The Traveller nodded. He couldn’t deny he was impressed. ‘But that’s not all, is it?’ he asked. ‘There’s too many people in the know.’

‘Quigley and Malloy,’ O’Kane said. ‘I want them gone, and so do the Brits. And there’s a lawyer, Patsy Toner. Get rid of him, too. The Brits will turn a blind eye. They’ll make sure the investigation turns nothing up. They’ve as much to lose as anyone.’

The Traveller folded his arms across his chest. ‘But any arsehole could do those three. That’s not why you need me.’

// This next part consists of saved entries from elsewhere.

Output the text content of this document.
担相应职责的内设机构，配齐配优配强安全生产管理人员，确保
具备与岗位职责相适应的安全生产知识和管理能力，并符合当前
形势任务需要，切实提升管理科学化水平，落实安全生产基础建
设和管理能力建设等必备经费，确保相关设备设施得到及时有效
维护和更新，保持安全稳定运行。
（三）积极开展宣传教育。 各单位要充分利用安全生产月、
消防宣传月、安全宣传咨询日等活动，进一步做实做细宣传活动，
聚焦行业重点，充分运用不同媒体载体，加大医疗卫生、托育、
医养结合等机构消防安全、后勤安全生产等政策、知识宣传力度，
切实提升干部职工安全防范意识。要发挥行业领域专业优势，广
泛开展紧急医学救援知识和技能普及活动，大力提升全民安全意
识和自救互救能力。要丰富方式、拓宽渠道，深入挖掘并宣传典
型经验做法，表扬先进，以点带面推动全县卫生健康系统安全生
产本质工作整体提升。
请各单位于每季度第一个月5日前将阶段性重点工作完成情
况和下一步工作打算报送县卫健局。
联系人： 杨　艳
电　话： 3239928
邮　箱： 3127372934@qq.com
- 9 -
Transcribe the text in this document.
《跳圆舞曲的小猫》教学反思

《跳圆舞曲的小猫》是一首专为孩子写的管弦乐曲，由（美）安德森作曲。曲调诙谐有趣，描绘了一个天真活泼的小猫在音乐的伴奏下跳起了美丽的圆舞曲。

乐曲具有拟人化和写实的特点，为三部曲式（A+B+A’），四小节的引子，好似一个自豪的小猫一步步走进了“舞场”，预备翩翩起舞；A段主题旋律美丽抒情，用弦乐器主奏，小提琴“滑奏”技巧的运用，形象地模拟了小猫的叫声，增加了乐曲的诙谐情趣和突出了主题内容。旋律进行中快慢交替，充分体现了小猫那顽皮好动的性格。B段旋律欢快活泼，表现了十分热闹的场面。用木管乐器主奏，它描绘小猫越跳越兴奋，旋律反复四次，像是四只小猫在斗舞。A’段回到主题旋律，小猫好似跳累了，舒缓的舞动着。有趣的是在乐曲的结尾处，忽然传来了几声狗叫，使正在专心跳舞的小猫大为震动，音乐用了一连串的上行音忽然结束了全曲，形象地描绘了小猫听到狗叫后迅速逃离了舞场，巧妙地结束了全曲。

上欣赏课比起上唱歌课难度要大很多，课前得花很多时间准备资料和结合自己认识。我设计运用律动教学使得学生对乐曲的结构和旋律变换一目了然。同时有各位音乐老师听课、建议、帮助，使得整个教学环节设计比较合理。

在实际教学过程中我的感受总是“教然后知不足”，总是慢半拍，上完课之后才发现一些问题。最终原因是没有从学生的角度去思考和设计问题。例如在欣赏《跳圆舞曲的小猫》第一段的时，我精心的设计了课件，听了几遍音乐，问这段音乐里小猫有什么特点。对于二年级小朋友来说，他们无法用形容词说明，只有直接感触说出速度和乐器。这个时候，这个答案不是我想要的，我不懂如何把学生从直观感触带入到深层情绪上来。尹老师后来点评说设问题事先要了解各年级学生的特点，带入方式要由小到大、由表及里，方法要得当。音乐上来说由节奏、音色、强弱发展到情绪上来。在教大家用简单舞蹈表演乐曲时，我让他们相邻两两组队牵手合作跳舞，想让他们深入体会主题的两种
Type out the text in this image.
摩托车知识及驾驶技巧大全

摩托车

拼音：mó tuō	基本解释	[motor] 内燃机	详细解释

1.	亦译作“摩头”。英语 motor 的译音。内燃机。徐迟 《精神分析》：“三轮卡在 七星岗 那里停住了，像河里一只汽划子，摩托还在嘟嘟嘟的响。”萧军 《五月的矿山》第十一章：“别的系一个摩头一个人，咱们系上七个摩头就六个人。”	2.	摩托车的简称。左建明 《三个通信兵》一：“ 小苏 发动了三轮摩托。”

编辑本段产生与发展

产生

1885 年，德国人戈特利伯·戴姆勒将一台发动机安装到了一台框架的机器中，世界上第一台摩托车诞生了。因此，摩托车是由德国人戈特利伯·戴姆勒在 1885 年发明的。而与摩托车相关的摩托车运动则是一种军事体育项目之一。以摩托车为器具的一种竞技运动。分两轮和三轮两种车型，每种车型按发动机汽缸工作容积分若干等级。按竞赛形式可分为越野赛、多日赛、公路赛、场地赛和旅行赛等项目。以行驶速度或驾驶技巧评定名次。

‘I want Fegan,’ O’Kane said. ‘I want him brought to me alive.’ He pointed a thick finger to emphasise the point. ‘Alive. He’s no good to me if he’s not breathing, you understand? Nobody knows where he went. You’ll have to draw him out.’

‘How?’

‘Marie McKenna and her child. The cops have them hidden, but there’s been a bit of luck.’

‘Oh? What’s that, then?’

‘Marie McKenna’s father had a stroke last week. He’s lucky to be alive, or maybe unlucky, depending how you look at it. He’s in a bad way. I’m told there’s a good chance he’ll have another one before he recovers, and it’ll probably do for him.’

‘So you reckon she’ll come out of hiding to go and see him,’ the Traveller said. ‘Her and the kid’ll show themselves.’

O’Kane tilted his head. ‘I’m told you’ve no problems doing women and children. Is that right?’

The Traveller shrugged. ‘Depends on the money,’ he said.